Being the largest tissue that accounts for 40-50% of overall metabolism in non-obese individuals, skeletal muscle is a modifiable target for reducing the risk of chronic diseases. Resistance exercise induces cell signaling pathways that promote muscle protein synthesis via muscle contraction, inflammation, and hormones. Lipids facilitate these mechanisms through the provision of energy and building blocks for cell regeneration, regulation of membrane permeability for hormones, and formation of lipid rafts for signaling molecules. Exercise increases free fatty acids and mobilizes several kinases, the factors that activate the skeletal muscle lipid regulator PPARδ. The purpose of this study was to test the hypotheses that dietary lipids would improve skeletal muscle adaptations to resistance exercise training and that resistance exercise would enhance lipid metabolism as demonstrated by the upregulation of PPARδ.

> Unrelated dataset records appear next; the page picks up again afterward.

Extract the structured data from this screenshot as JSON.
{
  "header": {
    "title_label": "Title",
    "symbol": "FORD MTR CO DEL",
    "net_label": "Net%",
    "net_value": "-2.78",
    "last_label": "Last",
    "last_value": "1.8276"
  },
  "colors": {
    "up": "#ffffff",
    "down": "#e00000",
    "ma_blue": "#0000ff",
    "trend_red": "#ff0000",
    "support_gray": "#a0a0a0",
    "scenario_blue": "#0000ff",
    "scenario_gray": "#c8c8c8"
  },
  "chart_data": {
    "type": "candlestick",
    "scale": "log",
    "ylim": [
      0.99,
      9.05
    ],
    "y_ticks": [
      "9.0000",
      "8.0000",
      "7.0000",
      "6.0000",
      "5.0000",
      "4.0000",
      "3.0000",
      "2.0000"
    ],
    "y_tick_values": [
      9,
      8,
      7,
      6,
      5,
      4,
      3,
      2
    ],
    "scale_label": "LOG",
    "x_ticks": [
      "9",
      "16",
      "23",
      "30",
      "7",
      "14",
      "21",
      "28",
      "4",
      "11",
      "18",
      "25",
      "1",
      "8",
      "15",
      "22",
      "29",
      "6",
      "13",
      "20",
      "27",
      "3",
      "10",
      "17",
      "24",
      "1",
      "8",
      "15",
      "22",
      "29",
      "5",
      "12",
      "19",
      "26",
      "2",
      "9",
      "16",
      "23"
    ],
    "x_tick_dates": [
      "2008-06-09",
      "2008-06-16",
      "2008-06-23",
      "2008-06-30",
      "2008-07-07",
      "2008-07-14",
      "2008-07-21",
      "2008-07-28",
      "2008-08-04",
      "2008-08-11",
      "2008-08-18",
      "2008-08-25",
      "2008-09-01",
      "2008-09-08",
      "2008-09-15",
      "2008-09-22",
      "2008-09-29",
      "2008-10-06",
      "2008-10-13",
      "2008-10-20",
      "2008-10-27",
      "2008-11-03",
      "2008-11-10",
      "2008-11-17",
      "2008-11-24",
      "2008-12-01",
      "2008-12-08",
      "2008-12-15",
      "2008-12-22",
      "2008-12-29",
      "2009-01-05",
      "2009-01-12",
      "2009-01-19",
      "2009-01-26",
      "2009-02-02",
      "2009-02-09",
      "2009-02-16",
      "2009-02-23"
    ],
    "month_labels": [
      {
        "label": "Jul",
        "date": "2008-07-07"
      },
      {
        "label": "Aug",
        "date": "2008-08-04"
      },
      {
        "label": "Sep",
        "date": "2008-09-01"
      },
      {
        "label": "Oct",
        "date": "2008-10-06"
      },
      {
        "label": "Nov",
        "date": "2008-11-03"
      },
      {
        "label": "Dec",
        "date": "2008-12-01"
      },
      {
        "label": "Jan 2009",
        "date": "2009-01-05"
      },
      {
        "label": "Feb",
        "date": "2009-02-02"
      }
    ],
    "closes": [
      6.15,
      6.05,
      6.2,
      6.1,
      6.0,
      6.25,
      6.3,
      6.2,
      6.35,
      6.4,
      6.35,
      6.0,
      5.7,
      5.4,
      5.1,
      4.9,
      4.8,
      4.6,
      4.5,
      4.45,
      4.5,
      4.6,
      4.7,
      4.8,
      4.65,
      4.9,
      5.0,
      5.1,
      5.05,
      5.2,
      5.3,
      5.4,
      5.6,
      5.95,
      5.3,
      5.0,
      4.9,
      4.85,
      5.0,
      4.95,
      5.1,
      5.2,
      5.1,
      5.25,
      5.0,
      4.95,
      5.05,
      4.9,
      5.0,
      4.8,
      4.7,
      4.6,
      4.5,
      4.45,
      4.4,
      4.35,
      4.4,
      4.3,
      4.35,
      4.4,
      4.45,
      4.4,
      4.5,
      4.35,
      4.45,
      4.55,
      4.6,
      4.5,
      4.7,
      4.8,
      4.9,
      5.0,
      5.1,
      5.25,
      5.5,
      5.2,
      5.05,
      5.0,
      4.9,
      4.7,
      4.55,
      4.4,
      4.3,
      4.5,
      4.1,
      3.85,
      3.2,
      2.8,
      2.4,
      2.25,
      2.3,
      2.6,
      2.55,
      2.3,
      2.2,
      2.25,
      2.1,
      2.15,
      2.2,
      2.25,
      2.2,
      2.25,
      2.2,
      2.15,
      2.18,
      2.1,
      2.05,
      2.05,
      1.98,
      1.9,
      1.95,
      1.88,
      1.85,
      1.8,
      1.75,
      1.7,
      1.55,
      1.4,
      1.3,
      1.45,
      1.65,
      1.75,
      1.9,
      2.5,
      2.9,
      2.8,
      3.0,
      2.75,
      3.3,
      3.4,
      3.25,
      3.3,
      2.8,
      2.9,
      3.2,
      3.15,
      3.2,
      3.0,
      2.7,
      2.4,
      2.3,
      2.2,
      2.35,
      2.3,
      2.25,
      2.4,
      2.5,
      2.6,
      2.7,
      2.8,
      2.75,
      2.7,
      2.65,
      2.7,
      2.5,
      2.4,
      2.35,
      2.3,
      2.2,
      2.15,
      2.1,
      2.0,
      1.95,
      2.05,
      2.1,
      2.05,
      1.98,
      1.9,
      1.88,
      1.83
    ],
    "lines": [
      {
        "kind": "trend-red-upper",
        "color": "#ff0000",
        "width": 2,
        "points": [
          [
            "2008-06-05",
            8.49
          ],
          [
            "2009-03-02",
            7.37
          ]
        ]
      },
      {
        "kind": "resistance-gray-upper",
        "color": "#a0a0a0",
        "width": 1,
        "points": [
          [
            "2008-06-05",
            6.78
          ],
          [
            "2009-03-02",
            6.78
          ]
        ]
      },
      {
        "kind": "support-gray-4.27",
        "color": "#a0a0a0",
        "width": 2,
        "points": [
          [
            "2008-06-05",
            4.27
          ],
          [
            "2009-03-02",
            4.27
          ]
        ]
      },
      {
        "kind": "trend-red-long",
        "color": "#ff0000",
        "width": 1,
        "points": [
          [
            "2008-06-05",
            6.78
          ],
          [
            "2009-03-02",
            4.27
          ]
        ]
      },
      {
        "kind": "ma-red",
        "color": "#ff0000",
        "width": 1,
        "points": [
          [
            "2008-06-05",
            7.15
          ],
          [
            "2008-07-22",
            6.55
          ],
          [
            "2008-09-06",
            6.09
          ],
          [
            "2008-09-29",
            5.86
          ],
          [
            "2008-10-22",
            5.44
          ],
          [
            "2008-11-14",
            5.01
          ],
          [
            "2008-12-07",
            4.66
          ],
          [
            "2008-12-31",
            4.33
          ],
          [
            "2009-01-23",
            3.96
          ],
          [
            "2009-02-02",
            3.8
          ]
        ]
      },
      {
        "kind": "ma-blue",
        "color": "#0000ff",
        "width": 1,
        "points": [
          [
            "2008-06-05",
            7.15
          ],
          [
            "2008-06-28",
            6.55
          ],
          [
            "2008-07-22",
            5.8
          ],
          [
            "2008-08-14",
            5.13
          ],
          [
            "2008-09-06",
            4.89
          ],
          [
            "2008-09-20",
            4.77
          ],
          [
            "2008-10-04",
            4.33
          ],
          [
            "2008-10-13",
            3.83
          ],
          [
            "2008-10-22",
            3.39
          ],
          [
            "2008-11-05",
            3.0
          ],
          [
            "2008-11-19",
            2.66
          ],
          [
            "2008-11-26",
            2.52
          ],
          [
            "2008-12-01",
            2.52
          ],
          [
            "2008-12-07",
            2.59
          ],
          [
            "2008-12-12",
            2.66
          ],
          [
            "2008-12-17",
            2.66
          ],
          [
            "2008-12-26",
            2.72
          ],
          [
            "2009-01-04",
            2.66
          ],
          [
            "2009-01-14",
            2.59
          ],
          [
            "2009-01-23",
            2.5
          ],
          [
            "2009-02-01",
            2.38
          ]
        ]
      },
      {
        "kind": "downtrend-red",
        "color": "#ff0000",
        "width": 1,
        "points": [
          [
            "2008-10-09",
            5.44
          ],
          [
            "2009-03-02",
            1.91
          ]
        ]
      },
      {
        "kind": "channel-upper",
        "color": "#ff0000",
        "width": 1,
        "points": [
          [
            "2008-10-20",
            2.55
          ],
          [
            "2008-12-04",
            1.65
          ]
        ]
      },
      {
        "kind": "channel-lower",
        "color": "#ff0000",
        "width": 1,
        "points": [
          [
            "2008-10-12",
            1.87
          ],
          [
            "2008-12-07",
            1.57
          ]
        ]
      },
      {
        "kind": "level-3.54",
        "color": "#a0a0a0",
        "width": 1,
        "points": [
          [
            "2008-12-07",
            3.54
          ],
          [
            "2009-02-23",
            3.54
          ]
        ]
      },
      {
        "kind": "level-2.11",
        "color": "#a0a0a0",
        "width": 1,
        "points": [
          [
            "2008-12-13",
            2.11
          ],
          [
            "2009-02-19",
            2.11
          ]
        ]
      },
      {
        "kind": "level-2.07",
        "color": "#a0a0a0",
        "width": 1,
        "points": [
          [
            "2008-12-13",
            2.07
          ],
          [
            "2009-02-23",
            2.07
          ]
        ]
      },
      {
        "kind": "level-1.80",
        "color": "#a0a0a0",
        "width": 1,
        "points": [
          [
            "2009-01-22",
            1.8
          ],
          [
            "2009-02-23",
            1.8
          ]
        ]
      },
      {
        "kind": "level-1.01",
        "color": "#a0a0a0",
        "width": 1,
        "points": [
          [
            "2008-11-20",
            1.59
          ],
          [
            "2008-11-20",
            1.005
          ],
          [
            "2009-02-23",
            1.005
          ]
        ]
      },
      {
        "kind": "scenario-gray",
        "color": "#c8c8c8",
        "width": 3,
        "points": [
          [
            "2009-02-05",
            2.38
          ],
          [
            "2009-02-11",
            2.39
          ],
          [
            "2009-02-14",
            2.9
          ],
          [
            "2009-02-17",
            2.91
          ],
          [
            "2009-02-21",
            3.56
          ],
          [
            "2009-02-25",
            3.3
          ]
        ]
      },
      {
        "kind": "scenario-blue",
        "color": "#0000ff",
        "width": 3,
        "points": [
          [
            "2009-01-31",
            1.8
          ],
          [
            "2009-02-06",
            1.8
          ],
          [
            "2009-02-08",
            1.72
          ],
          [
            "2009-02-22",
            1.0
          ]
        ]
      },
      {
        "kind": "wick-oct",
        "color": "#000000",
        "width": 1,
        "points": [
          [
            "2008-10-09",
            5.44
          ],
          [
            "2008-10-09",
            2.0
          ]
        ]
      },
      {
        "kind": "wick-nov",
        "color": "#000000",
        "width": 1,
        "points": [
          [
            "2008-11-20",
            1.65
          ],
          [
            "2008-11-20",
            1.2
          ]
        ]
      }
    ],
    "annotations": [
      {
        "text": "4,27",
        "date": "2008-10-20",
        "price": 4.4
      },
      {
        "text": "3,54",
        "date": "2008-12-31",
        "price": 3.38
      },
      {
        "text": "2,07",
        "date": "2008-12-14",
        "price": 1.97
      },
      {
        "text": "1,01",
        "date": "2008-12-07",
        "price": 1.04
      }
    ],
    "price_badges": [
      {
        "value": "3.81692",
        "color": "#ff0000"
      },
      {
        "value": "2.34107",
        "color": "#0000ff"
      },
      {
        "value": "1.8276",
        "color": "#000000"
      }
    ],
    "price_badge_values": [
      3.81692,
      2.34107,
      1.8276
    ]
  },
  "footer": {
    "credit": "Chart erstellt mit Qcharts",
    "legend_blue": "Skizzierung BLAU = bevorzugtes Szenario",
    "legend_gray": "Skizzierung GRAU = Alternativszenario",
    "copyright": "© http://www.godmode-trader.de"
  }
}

The first study examined the changes in skeletal muscle mass, strength, peak power, and quality in response to a 12-week whole-body progressive resistance exercise training (8 sets/12 reps, 70% 1RM) with different levels of dietary cholesterol supplementation. Secondary analyses included determination of the association between dietary fatty acids and skeletal muscle adaptation. No effects of dietary cholesterol on the training-induced muscle adaptation was observed. Exploratory analyses of dietary fatty acids suggested potential effects on adaptations. The second study explored the effects of dietary cholesterol and fatty acids on the muscle protein synthesis and soreness induced by a short-term high-intensity unilateral leg resistance exercise (5 set/reps until failure, 85% 1RM). Muscle protein synthesis rate was not significantly different between the exercised and non-exercised legs during the 22 hours after the exercise. In the high cholesterol intake group, muscle PPARδ protein content was 38.9±24.1% higher in the exercised than the non-exercised legs and soreness levels were 91.6±3.6% lower than the low cholesterol intake group. The third study investigated the effects of a 10-week whole-body progressive resistance exercise training (8 sets/12 reps, 75% 1RM) on muscle PPARδ protein content. Before the training, PPARδ protein content acutely increased by 49.1±0.29% after one bout of exercise and the increase was inversely proportional to body fat percentage. Resting muscle PPARδ protein content increased by 114.7±0.32% after the training.

The findings in these studies provided insights into the potential effects of lipids on skeletal muscle adaptation and the mechanism of lipid regulation induced by resistance exercise.